Külüg Beg
Külüg Beg veya Kalı Tigin, 832-839 yılları arasında Uygur Kağanlığı’nı yöneten hükümdar. Hükümdarlık adı “Ay Tengride Kut Bulmış Alp Külüg Bilge Kağan”dır. Tahta geçtikten sonra bir yıl sonra Çin imparatoru Külüg’ü tebrik için Uygur başkentine bir heyet göndermiştir. Ayrıca 833 yılının nisan ayında Çin sarayında yayımlanan bir fermanda Külüg Bey, ileriyi görmekte muktedir, Çin için güvenilir bir dost ve becerikli bir kağan olarak anlatılmaktadır. Bunun aksi bir şekilde, Çin ile yürüttüğü çok yakın politikalar nedeniyle kendi yurttaşları tarafından tasdik edilmemiş, suikast planı ile tahttan indirilmek istenmiş, bu başarılı olmayınca ordu içerisinden isyan eden birliklerin Ordu-Balık’ı kuşatması sonucu intihar etmiştir. Bu durum, muhtemelen Miran Betikleri’nde, kendisinden bir kağan olarak değil, bir bey olarak bahsedilmesinin nedenidir.
Uygur Kağanlığı, Külüg Bey Dönemi’nde tam anlamıyla büyük devlet statüsünü kaybederek, Çin’in vasallaştırma politikasının bir parçası hâline gelmiştir.
Kasar Kağan’ın ölümünden sonra, Çİn kaynaklarında Hu Tigin olarak geçen Kasar’ın yeğeni Külüg Beg tahta geçmiştir. Külüg Beg, iktidara gelir gelmez, Çin ile daha önce akrabalık bağıyla kurulan dostluğu kuvvetlendirmek için adımlar attı. Buna karşılık, Kasar Kağan’ın ölümü üzerine Çin sarayında büyük bir anma merasimi düzenlendi ve üç gün yas ilan edildi. Ancak zamanla Uygur kağanının Çin ile kurduğu aşırı bağlılık, Uygur asilzadeleri ve devletin ticari yönünde etkili olan Soğdaklar arasında huzursuzluklara neden oldu. Kağanın Çin’e aşırı bir bağlılık gösterdiğini düşünen devlet erkânı, bunun ülkenin bağımsızlığını zedelediğini düşünmeye başladı. Çin İmparatoru Wen-Tsung’un sınır boylarında yaşayan Türk ticaret erbaplarının Çinceyi öğrenmesini şart koşarak, Çinceyi bir linguafranca hâline getirme hayalini Uygur kağanının desteklemesi bu ayrışmayı daha da derinleştirdi. Tarih 839’u gösterdiğinde, kağan kendisine karşı kurulan bir komplo planını deşifre etti. Buna göre bir Uygur prensi ve An Yunhe adındaki bir Soğdak devlet adamı, Külüg’ü öldürmek için bir plan hazırlamıştı. Bu durum karşısında kağan, bu iki isyancıyı da idam ettirdi.
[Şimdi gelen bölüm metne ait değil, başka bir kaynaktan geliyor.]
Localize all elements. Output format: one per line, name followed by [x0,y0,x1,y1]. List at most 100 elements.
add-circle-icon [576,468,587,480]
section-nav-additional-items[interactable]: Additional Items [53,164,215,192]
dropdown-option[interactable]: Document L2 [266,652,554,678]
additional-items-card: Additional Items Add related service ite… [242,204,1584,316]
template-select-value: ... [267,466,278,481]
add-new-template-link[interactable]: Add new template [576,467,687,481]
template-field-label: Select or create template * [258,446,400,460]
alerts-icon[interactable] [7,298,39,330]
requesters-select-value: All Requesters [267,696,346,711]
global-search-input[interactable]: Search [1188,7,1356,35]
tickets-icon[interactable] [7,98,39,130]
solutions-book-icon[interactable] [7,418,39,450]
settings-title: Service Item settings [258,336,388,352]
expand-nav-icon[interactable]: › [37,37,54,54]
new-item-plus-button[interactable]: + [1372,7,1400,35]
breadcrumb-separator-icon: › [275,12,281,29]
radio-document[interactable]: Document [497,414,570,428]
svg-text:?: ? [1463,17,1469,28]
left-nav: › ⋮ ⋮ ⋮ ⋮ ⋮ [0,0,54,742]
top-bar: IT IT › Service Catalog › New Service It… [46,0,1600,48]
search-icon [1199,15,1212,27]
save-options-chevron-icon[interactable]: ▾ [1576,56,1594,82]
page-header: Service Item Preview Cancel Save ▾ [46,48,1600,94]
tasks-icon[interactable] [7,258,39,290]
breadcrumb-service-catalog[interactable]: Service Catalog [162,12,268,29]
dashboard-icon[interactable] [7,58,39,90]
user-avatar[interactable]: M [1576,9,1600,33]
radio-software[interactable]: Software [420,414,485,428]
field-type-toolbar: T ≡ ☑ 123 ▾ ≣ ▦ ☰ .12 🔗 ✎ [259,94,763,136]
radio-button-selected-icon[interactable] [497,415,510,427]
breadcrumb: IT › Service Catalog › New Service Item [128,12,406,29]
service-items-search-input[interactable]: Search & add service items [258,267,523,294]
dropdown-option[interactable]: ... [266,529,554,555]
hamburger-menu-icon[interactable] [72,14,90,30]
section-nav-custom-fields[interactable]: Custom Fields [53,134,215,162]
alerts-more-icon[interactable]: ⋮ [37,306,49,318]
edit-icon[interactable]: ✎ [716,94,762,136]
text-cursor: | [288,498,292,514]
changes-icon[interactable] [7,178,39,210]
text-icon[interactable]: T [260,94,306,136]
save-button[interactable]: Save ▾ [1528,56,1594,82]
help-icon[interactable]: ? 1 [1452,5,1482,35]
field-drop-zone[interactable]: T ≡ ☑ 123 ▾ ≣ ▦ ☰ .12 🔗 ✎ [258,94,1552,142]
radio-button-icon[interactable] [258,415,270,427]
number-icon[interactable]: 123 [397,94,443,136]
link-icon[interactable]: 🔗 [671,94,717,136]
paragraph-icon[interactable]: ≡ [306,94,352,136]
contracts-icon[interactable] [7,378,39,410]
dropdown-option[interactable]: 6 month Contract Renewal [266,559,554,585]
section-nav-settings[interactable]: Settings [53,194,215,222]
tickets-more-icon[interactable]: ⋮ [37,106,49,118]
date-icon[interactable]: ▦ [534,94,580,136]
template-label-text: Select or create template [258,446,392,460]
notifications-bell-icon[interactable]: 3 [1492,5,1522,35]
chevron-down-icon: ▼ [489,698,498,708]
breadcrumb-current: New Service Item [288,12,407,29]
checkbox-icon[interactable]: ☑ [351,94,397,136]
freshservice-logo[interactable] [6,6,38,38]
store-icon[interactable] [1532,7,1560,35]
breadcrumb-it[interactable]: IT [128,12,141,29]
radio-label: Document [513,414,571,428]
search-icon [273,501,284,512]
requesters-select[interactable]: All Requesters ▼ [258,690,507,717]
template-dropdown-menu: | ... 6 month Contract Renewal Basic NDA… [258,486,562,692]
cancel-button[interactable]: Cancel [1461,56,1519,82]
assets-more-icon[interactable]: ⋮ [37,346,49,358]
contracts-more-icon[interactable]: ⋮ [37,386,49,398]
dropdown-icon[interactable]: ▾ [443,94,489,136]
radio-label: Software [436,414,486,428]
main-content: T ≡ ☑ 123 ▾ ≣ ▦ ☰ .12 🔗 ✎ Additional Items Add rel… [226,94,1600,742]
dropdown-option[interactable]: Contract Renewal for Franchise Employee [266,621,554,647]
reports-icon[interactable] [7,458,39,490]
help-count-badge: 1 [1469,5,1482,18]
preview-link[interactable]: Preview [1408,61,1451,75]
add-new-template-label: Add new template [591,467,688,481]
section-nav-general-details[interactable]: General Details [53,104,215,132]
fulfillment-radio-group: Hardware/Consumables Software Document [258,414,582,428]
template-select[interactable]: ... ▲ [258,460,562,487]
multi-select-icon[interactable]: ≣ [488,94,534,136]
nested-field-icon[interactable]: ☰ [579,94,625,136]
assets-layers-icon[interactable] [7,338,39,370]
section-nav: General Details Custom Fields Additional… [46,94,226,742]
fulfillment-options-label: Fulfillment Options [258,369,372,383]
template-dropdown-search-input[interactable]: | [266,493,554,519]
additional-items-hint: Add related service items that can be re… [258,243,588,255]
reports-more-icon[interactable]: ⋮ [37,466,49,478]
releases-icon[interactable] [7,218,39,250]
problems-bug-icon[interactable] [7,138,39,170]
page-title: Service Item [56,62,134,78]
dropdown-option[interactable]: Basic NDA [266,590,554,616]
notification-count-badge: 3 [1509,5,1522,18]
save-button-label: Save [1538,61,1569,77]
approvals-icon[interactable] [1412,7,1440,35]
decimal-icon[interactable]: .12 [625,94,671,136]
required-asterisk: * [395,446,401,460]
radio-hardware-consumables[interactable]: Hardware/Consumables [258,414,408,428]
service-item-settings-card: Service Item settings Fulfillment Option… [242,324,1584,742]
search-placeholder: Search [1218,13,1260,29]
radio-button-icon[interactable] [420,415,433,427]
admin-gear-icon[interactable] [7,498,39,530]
Uygur Kağanlığı’nın asli unsuru olan Türkler ve ticaret erbapları Soğdakların isyanlarını bu idam kararları engelleyemedi. Miran Betikleri’nden öğrendiğimize göre, bu idamlara çok sinirlenen Uygur asilzadesi Kürebir Urungu Sangun, kendisine bağlı Uygur birliğiyle başkent Ordu Balık’ın dışarısında konuşlandı. Kendi ordusu tarafından kuşatılan Uygur kağanı, azledileceğini anlayınca intihar etti.